Harper tried to roll off the couch, as the terrible conflict came near. But he had been bleeding for hours, and he was too weak to move. He could do nothing, as the sounds filled his mind. He clenched his fists, closing his eyes and moaning. This was delirium. It had to be. He was seriously hurt—or it might be something in the canned stuff he had eaten. He was hallucinating, and daylight had to see the end of it.

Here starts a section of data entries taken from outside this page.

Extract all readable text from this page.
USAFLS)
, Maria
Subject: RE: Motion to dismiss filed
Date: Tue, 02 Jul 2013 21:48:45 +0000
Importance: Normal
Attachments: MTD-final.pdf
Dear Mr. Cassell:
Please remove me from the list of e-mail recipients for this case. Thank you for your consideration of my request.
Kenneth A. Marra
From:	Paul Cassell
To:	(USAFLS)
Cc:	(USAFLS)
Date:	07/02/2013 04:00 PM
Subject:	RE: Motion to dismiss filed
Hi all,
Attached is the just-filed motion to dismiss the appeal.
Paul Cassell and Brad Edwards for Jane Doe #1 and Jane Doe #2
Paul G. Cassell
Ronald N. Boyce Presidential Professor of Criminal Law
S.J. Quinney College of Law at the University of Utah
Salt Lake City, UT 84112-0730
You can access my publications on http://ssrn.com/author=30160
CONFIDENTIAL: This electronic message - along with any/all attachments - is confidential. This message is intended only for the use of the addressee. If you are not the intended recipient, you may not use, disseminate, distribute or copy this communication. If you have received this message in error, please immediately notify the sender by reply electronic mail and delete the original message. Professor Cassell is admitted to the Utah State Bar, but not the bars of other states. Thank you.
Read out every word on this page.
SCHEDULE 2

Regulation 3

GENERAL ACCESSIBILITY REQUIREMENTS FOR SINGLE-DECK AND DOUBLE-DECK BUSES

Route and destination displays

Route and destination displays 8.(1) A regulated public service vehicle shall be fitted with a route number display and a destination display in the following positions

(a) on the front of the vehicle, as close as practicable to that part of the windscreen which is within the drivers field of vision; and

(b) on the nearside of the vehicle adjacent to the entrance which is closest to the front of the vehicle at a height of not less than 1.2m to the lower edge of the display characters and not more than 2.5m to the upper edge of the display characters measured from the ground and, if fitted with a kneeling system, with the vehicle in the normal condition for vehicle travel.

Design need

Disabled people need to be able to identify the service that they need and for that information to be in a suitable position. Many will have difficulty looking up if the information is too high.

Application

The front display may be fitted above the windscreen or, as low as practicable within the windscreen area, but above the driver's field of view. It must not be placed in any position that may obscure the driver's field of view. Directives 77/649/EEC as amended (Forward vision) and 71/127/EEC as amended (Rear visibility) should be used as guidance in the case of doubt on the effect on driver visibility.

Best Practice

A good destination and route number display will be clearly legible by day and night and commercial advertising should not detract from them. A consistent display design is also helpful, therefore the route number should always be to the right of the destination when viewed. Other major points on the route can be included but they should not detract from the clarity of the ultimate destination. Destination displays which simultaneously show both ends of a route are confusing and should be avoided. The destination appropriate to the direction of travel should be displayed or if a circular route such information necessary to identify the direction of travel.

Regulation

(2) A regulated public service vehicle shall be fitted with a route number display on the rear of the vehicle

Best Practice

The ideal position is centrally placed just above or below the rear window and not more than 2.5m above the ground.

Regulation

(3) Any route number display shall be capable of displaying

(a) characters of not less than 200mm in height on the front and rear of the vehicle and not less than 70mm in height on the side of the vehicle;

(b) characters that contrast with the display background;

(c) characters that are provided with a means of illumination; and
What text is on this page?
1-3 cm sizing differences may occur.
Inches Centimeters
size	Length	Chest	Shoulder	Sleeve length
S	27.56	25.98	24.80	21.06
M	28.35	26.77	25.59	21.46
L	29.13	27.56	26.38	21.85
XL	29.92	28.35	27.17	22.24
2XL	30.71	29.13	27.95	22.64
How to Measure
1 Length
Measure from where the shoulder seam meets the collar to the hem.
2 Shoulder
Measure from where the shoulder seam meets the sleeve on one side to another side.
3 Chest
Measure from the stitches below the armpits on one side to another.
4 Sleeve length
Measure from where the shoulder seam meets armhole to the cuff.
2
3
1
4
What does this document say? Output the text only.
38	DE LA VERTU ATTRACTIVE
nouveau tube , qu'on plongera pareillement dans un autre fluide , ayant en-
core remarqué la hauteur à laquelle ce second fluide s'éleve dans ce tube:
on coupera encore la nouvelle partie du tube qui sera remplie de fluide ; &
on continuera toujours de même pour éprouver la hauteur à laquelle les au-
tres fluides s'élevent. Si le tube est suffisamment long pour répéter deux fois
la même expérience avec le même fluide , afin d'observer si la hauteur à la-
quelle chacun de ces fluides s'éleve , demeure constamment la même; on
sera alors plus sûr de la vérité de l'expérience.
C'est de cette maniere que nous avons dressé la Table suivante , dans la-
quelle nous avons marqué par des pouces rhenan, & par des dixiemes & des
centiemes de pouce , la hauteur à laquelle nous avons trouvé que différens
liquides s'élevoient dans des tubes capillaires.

Something touched his cheek, moth-soft. Chilly. There was another blow, crashing into his mind as devastatingly as the slug had crashed into his body, and he knew nothing more.

* * * * * * *

The sun rose calmly, sending streaks of light through chinks and splits, making dust-motes dance in the room, as they had done for years. The house was still, as usual, resisting with all the strength of heart-pine the encroachments of termites and ants and dry-rot.

Inside, the ants, with their excellent intelligence work, had found the body and were marching solemnly into and out of the wounds, checking out the ears and the nostrils, making a long safari up the tongue. A beetle was sitting on a glazed eyeball, taking some sort of esoteric delight in its position.

The dust was settling over the chalk-marked kitchen floor, covering up old bloodstains and new man-tracks. The vines in the drive had already sprung up to hide any trace of someone’s passing.

The searchers’ cars passed and repassed the old driveway, as the lawmen cast about for traces of their prey, but nobody looked into that long-empty house.

Not even a bank-robber would be foolish enough to go there, they knew.